Nike Stock is Crashing - Here's Everything You Need to Know
Summary
TLDRThe video discusses Nike's significant stock decline, down 20% after recent earnings reports and 60% from its 2021 peak. It examines Nike's revenue growth, operating income, and cash flow, noting a current stagnation and historical patterns during economic downturns. The script also analyzes Nike's financial outlook, market share, and valuation against its operating income, suggesting the stock may be undervalued but faces substantial challenges.
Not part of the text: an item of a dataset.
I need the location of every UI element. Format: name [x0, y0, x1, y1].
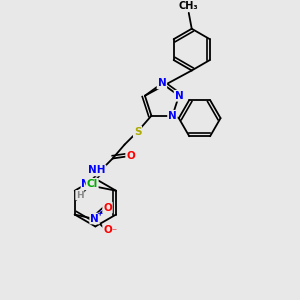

The presenter remains cautious, highlighting the unpredictability of consumer brand trends and market competition.
Takeaways
- 📉 Nike's stock has dropped by 20% after reporting earnings, erasing 6 years of gains and falling 60% from its all-time high in 2021.
- 📊 The company's long-term revenue growth has been strong, but it appears to be topping out and not growing significantly over the past 18 months.
- 📈 Historically, Nike's revenue growth has been tied to the health of the economy, with declines during recessionary periods.
- 📉 Both Nike's operating income and earnings before tax (EBIT) are in significant correction from their all-time highs in 2021.
- 💹 Nike's cash flow has been more volatile compared to its operating income, which is more consistent and will be used for valuation purposes.
- 🔍 Key performance indicators (KPIs) show that Nike's apparel revenue has been flat for about 3 years, and footwear revenue has seen little growth in the past 18 months.
- 📊 Equipment revenue is the only segment showing an uptrend, while Converse and North America revenues have declined significantly.
- 🔍 Full fiscal year revenues were up only 1%, and the fourth quarter saw a 2% decline, indicating a potential downturn in the business.
- 📉 Nike's financial outlook for 2025 predicts a mid-single digit decline in revenue, with the first half expected to be down by high single digits.
- 💰 Despite the revenue decline, Nike managed to increase its operating income by 8% year-over-year through margin expansion.
- 🤔 The market's current valuation of Nike's stock is significantly below its historical average price-to-operating income ratio, suggesting the stock may be undervalued.
Q & A
Why is Nike's stock down significantly?
-Nike's stock is down 20% after reporting its earnings, and it has lost 6 years of gains, trading at a price last seen in 2018. It's also down 60% from its all-time highs in 2021, reflecting a significant correction in the market's valuation of the company.
What has been the historical pattern of Nike's revenue growth?
-Historically, Nike's revenue has grown nicely for decades, with periods of stagnation or decline during economic downturns or recessions, such as in 1993, during the tech bubble, and from 2008 to 2010.
How has Nike's operating income performed over the long term?
-Nike's operating income has shown long-term growth but is currently in a significant correction from its all-time highs in 2021.
What does Nike's cash flow statement reveal about the company's financial health?
-Nike's cash flow has been more volatile than its operating income, which is why the video creator opts to use operating income as a more consistent metric for valuing the stock.
What are Nike's key performance indicators (KPIs) showing in terms of revenue from different segments?
-Nike's apparel revenue has been flat for about 3 years, footwear revenue isn't growing much, equipment revenue is the only segment showing an uptrend, and Converse revenue has been declining significantly since Q1 2023.
How did Nike perform in its most recent fiscal year compared to the prior year?
-For the full fiscal year, Nike's revenues were up only 1%, from 51.2 billion to 51.4 billion, indicating a slowdown in growth.
What was the year-over-year performance of Nike's revenue in the fourth quarter?
-In the fourth quarter, Nike's revenue was down 2% year-over-year, showing a decline despite operating income increasing by 39% for the quarter and 8% for the full year.
What is Nike's financial outlook for fiscal 2025?
-Nike expects its revenue to decline in the mid-single digits for fiscal 2025, with the first half of the year expected to see a high single-digit decline.
How does Nike's current stock price compare to its historical average price-to-operating income ratio?
-Nike is currently trading at a price-to-operating income ratio significantly below its historical average, suggesting that the stock may be undervalued relative to its past performance.
What is the potential for Nike's stock to deliver market-beating returns based on a discounted cash flow (DCF) calculation?
-If Nike can grow its operating income by 4.6% annually over the next 5 years, buy back shares, grow its dividend, and maintain a price-to-operating income ratio of 20, the stock could deliver a compounded annual return of about 11%, which would be a market-beating return.
Why might an investor consider Lululemon over Nike, based on the video's analysis?
-An investor might consider Lululemon because it is seeing revenue growth of 16% year-over-year and projecting 10% growth for the next fiscal year, suggesting a stronger business performance and market share gains compared to Nike.